Thank you for your information.
-----Original Message----- From: Stephane Bentebba [mailto:stephane.bentebba@fps.fr] Sent: Wednesday, February 12, 2003 7:35 AM To: Jay Newton (Email) Cc: 'toasters@mathworks.com' Subject: Re: NDMP issues with 6.2.x of DataONTAP
Jay Newton (Email) wrote:
We are experiencing issues with NDMP backups. I'm hoping other people in this group have seen it as well and may have suggestions for us to try. Here's an explanation of what has happened.

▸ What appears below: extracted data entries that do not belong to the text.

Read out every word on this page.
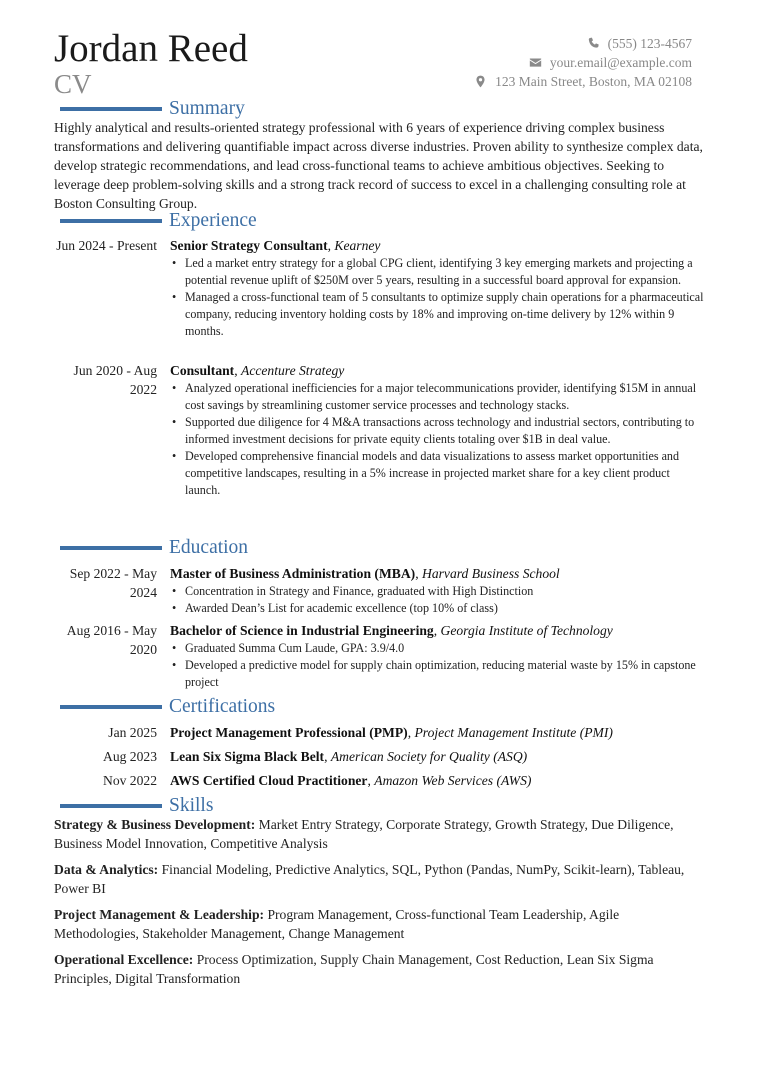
Jordan Reed
CV
(555) 123-4567
your.email@example.com
123 Main Street, Boston, MA 02108
Summary
Highly analytical and results-oriented strategy professional with 6 years of experience driving complex business transformations and delivering quantifiable impact across diverse industries. Proven ability to synthesize complex data, develop strategic recommendations, and lead cross-functional teams to achieve ambitious objectives. Seeking to leverage deep problem-solving skills and a strong track record of success to excel in a challenging consulting role at Boston Consulting Group.
Experience
Jun 2024 - Present Senior Strategy Consultant, Kearney
• Led a market entry strategy for a global CPG client, identifying 3 key emerging markets and projecting a potential revenue uplift of $250M over 5 years, resulting in a successful board approval for expansion.
• Managed a cross-functional team of 5 consultants to optimize supply chain operations for a pharmaceutical company, reducing inventory holding costs by 18% and improving on-time delivery by 12% within 9 months.
Jun 2020 - Aug 2022
Consultant, Accenture Strategy
• Analyzed operational inefficiencies for a major telecommunications provider, identifying $15M in annual cost savings by streamlining customer service processes and technology stacks.
• Supported due diligence for 4 M&A transactions across technology and industrial sectors, contributing to informed investment decisions for private equity clients totaling over $1B in deal value.
• Developed comprehensive financial models and data visualizations to assess market opportunities and competitive landscapes, resulting in a 5% increase in projected market share for a key client product launch.
Education
Sep 2022 - May 2024
Master of Business Administration (MBA), Harvard Business School
• Concentration in Strategy and Finance, graduated with High Distinction
• Awarded Dean’s List for academic excellence (top 10% of class)
Aug 2016 - May 2020
Bachelor of Science in Industrial Engineering, Georgia Institute of Technology
• Graduated Summa Cum Laude, GPA: 3.9/4.0
• Developed a predictive model for supply chain optimization, reducing material waste by 15% in capstone project
Certifications
Jan 2025 Project Management Professional (PMP), Project Management Institute (PMI)
Aug 2023 Lean Six Sigma Black Belt, American Society for Quality (ASQ)
Nov 2022 AWS Certified Cloud Practitioner, Amazon Web Services (AWS)
Skills
Strategy & Business Development: Market Entry Strategy, Corporate Strategy, Growth Strategy, Due Diligence, Business Model Innovation, Competitive Analysis
Data & Analytics: Financial Modeling, Predictive Analytics, SQL, Python (Pandas, NumPy, Scikit-learn), Tableau, Power BI
Project Management & Leadership: Program Management, Cross-functional Team Leadership, Agile Methodologies, Stakeholder Management, Change Management
Operational Excellence: Process Optimization, Supply Chain Management, Cost Reduction, Lean Six Sigma Principles, Digital Transformation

On 12-13-2002 we upgraded from 6.1.3r2 to 6.2.1r2 to fix issues with Autosupports not being sent in the event of hardware failure. A couple of things went sour after the upgrade. Our SnapManager for Exchange performance went down more than 30%, NDMP backups would run slow intermittently, and general Filer performance got worse. NetApp discovered a memory leak in 6.2.1r2 in the NDMP daemon about the same time we upgraded to 6.2.1r2. We had to upgrade to 6.2.2d8 to fix that issue. However, a backup or two will invariably run slower than the rest. If the backup is restarted, it usually picks up speed and runs normally. By slow I mean 10 gigs in 10 hours on a DLT8000 drive. I used to get 20-30 gig per hour before we upgraded to 6.2.1r2. This can happen with each of the 4 DLT8000 drives attached to the Filer meaning that I can't pin the problem to a bad piece of hardware.
Today we have discovered that snapshots for backup are not deleting correctly. The NDMPD process was holding the snapshot hostage. A volume ran out of space due to this issue. We were able to kill the NDMPD sessions that were holding the snapshot open and the snapshot deleted normally.
Has anyone else experienced similar issues?
For those of you running SnapManager for Exchange, how big are your databases and how long does it take to verify them? Also, those who run multiple backups, what is your CPU utilization like when running 4 simultaneous backups and what is your tape throughput?
DataONTAP 6.2.2d8 Commvault Galaxy 3.7.1 SP4 ATL P2000 library with 4 DLT8000 drives attached to Filer on 2 SCSI HVD controllers (2 drives per controller)
Thanks!
Jay Newton Systems Engineer Chesapeake Energy Corporation Natural Gas - Natural Advantages Building 6112, Room 114 (405)848-8000 ext. 683 jnewton@chkenergy.com
I am not sure of what I say but, try to figure out if ndmp max version of Ontapp didn't switch from 3 to 4 beetween your different Ontapp . if so, try to force the ndmp max version back to 3 (in case it is not fully supported by your backup software application) with this command : ( ndmpd version gives you the current max version) ndmpd version 3 then make a try and decide ( to set back the max version to 4, type ndmpd version 4 )
from my point of view, it could explain our performance problem and more certainly your zombie ndmp sessions.